Ia mencontohkan konflik Tigray di Ethiopia yang menandakan pengaruh yang goyah di Afrika. AS sering melihat pemerintah Ethiopia, Abiy Ahmed, sebagai sekutu penting. Namun, ketika memberi sanksi kepada Addis Ababa atas dugaan perannya dalam konflik Tigray, Washington telah gagal memberikan diplomasi yang memadai untuk mengakhiri konflik meskipun punya pengaruh di wilayah tersebut.

“Setelah pembicaraan damai atas konflik pada Oktober, Rusia dan China memblokir pernyataan Dewan Keamanan PBB untuk mengutuk operasi Addis Ababa saat ini di Provinsi Tigray,” papar Fenton-Harvey. “Ini menunjukkan bagaimana Moskow dan Beijing khususnya telah memperdalam pengaruh mereka di wilayah tersebut di tengah pengaruh Washington yang goyah.”
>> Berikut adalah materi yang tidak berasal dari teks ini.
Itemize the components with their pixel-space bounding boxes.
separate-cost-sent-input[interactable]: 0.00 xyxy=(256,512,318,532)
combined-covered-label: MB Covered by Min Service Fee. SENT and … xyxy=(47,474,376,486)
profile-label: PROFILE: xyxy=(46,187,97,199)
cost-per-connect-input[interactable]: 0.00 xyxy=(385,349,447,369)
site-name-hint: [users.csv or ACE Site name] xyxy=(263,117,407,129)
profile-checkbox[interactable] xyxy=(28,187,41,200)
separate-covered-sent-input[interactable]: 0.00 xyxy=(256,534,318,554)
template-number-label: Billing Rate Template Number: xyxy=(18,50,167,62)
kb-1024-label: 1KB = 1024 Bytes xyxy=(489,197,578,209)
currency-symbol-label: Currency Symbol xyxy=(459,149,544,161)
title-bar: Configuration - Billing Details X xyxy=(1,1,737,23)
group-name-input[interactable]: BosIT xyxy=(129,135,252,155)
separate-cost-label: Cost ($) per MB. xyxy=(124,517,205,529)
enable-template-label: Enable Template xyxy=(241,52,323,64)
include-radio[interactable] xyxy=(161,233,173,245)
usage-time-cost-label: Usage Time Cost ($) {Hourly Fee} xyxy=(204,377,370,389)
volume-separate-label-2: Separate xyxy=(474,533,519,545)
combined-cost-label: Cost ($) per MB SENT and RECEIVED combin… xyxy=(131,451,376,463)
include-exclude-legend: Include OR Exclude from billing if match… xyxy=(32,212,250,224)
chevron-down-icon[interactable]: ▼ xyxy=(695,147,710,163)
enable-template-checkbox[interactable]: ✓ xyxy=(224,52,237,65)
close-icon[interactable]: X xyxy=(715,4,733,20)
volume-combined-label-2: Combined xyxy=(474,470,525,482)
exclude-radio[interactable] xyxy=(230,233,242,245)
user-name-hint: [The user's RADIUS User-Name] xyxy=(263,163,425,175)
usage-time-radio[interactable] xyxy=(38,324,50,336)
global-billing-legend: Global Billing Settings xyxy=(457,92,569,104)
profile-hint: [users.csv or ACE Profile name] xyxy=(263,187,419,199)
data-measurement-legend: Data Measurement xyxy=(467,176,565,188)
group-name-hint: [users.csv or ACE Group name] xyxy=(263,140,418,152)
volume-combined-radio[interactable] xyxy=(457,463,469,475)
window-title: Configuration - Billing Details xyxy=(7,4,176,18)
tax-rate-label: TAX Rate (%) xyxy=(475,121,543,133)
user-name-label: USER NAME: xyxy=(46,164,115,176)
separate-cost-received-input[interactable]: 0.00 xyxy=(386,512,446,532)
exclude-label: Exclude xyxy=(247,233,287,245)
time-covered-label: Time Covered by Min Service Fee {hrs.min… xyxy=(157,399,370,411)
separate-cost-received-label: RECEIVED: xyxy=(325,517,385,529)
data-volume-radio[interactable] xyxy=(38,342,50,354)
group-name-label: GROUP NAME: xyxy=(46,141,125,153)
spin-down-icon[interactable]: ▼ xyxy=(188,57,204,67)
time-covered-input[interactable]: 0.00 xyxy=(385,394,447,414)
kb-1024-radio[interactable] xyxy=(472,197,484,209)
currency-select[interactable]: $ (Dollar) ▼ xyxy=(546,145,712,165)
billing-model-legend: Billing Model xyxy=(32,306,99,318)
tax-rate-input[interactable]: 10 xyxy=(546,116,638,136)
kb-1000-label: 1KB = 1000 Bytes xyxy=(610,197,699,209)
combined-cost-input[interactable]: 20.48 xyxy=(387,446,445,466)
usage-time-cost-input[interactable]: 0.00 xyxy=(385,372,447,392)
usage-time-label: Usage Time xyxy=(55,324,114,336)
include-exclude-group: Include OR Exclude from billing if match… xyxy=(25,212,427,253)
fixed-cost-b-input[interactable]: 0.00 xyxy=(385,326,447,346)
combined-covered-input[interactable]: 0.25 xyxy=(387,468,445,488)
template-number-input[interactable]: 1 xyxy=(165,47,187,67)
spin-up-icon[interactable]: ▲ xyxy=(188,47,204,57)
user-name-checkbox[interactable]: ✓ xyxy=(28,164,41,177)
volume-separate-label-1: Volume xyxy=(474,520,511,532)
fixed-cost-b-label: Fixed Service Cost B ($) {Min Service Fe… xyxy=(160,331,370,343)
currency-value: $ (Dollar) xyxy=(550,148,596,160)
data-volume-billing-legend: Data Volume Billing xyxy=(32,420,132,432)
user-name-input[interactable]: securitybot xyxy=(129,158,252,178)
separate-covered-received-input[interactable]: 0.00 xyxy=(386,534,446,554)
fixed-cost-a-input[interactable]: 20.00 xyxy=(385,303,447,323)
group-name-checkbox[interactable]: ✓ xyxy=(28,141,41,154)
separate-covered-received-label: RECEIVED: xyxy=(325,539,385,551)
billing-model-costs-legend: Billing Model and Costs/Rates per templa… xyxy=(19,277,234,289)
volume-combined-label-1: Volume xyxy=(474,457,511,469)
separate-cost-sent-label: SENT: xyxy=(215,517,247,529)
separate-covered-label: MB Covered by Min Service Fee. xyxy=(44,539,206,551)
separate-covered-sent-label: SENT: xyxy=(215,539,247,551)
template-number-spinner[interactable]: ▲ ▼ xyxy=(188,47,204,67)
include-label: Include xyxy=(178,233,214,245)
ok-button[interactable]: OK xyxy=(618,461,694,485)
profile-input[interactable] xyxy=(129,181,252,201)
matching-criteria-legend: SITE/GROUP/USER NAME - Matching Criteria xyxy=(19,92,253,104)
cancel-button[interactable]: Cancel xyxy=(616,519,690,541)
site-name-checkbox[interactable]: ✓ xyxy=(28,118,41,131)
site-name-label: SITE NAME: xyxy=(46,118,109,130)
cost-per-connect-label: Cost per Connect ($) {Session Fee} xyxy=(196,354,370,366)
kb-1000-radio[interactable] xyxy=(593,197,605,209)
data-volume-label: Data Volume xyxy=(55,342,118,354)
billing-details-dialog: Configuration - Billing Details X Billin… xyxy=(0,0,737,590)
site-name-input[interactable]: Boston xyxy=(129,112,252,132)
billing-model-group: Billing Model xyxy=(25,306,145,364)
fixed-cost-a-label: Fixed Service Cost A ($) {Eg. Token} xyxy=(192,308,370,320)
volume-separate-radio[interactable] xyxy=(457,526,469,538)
Sementara Rusia telah mengklaim beberapa kemenangan geopolitik di Afrika sejak Ukraina pecah pada Februari, upaya untuk memberikan sanksi dan mengisolasi Moskow tampaknya telah memicu kebijakan yang lebih reaksioner dari Rusia. Ambisi Rusia di Afrika juga menghadapi kemunduran, sebagian besar karena tekanan terhadap negara-negara Benua Hitam.

“Meskipun pengaruh Rusia mungkin terbatas, tekanan Washington telah membuka pintu ketika China dapat masuk dan menawarkan alternatif,” sambung Fenton-Harvey. “Di antara langkah-langkah Beijing adalah pinjaman murah, proyek infrastruktur skala besar, termasuk puluhan gedung pemerintah, yang akan membantu memenangkan dukungan negara-negara Afrika.”

Dengan kekuatan otot keuangan Rusia yang terbatas, China bisa dibilang menawarkan ancaman yang lebih besar bagi kepentingan geostrategis di Afrika. Di Ethiopia, lokasi pengaruh AS jelas-jelas tidak didengar, China adalah investor penting. Beijing telah memberikan pinjaman senilai sekitar 13,7 miliar dolar AS kepada Addis Ababa sejak tahun 2000 hingga 2019, dan pada periode yang sama, PDB per kapita negara itu mengalami peningkatan tahunan rata-rata sebesar 9,3 %.

Dikatakan Fenton-Harvey, pinjaman dan investasi langsung China memang tanpa ikatan politik, tetapi sebagian besar telah mengimbangi bantuan AS, yang seringkali memiliki lebih banyak kondisi politik dan tuntutan transparansi. Setelah meningkatkan kekuatan lunaknya selama pandemi Covid-19 dengan menyediakan vaksin dan peralatan lainnya, krisis ekonomi Afrika di tengah kekurangan makanan dan bahan pokok setelah Ukraina dapat membuat bantuan dan investasi China tampak lebih menarik selama dekade berikutnya.

“Menurut Inisiatif Penelitian Afrika dari Universitas Johns Hopkins, CARI, Beijing menghapus lebih dari 3,4 miliar dolar utang antara tahun 2000 hingga 2019, banyak di antaranya merupakan pinjaman tanpa bunga ke negara-negara Afrika,” tambah Fenton-Harvey. “Namun, sesuai penelitian, pemberi pinjaman milik negara China merestrukturisasi atau membiayai kembali 15 miliar dolar AS.”

Menurut Fenton-Harvey, ketika kita bergerak menuju dunia yang lebih multipolar, Afrika secara alami akan memiliki lebih banyak pilihan kesetiaan dan investasi. Yang terpenting, analisis Afrika berpendapat bahwa benua itu tidak boleh terpengaruh, baik oleh ambisi Barat atau Rusia atau China, karena dominasi yang berkelanjutan atas urusan dalam negeri mereka dapat membahayakan benua tersebut.

harus menerima kenyataan bahwa China sekarang ada di sini untuk tinggal di Afrika,” imbuh Fenton-Harvey. “Meski begitu, masih ada celah dalam keuangan yang dapat diisi Washington dan Eropa dengan investasi yang tulus, sementara juga menerapkan diplomasi yang lebih efektif dalam konflik seperti Tigray, daripada memperlakukan negara-negara Afrika sebagai pion yang harus dijauhkan dari Rusia dan China.”